Ann Fisher-Wirth, is the author of the poetry books Blue Window, Five Terraces, Carta Marina, and Dream Cabinet; the chapbook Slide Shows; and William Carlos Williams and Autobiography: The Woods of His Own Nature. Her awards include the Malahat Review Long Poem Prize, the Rita Dove Poetry Award, two Mississippi Arts Commission Poetry fellowships, and the Mississippi Institute of Arts and Letters Poetry Prize. She teaches in the English Department at the University of Mississippi, where she also directs the minor in environmental studies.
Laura-Gray Street is the author of Pigment and Fume, and her work has appeared in Poet Lore, Hawk & Handsaw, Many Mountains Moving, Gargoyle, ISLE, Shenandoah, Blackbird, the Notre Dame Review, and Best New Poets 2005. Her honors include four Pushcart Prize nominations, a poetry fellowship from the Virginia Commission for the Arts, Terrain.org’s Poetry Prize, Isotope’s Editors’ Prize in Poetry, the Southern Women Writers Conference Emerging Writer in Poetry Award, and the Dana Award in Poetry. Street is an assistant professor of English at Randolph College and president of the Greater Lynchburg Environmental Network.
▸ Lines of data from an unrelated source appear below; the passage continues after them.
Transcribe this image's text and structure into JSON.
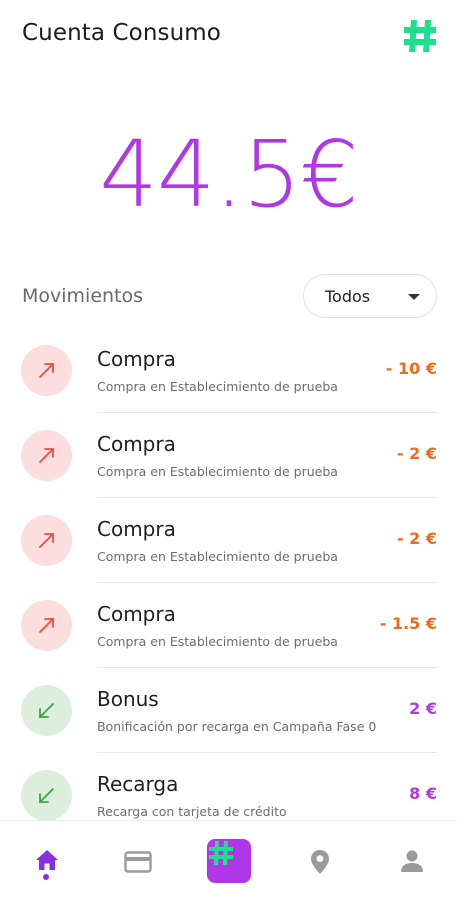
{
  "header": {
    "title": "Cuenta Consumo",
    "logo_icon": "hashtag-logo-icon",
    "logo_color": "#1ee08a"
  },
  "balance": {
    "amount": "44.5€",
    "color": "#b037e8"
  },
  "movements": {
    "title": "Movimientos",
    "filter": {
      "selected": "Todos"
    },
    "items": [
      {
        "type": "out",
        "title": "Compra",
        "subtitle": "Compra en Establecimiento de prueba",
        "amount": "- 10 €"
      },
      {
        "type": "out",
        "title": "Compra",
        "subtitle": "Compra en Establecimiento de prueba",
        "amount": "- 2 €"
      },
      {
        "type": "out",
        "title": "Compra",
        "subtitle": "Compra en Establecimiento de prueba",
        "amount": "- 2 €"
      },
      {
        "type": "out",
        "title": "Compra",
        "subtitle": "Compra en Establecimiento de prueba",
        "amount": "- 1.5 €"
      },
      {
        "type": "in",
        "title": "Bonus",
        "subtitle": "Bonificación por recarga en Campaña Fase 0",
        "amount": "2 €"
      },
      {
        "type": "in",
        "title": "Recarga",
        "subtitle": "Recarga con tarjeta de crédito",
        "amount": "8 €"
      }
    ]
  },
  "bottom_nav": {
    "items": [
      "home-icon",
      "card-icon",
      "hashtag-icon",
      "location-pin-icon",
      "person-icon"
    ],
    "active": "home-icon",
    "active_color": "#8b2ee0",
    "inactive_color": "#9a9a9a"
  }
}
Robert Hass’s recent books are The Apple Trees at Olema: New and Selected Poems and What Light Can Do: Essays 1985–2010. Time and Materials won the 2007 National Book Award and the 2008 Pulitzer Prize. His numerous other honors include the National Book Award and a MacArthur fellowship. He has served as U.S. poet laureate and cofounded the environmental education program River of Words. He teaches at the University of California Berkeley.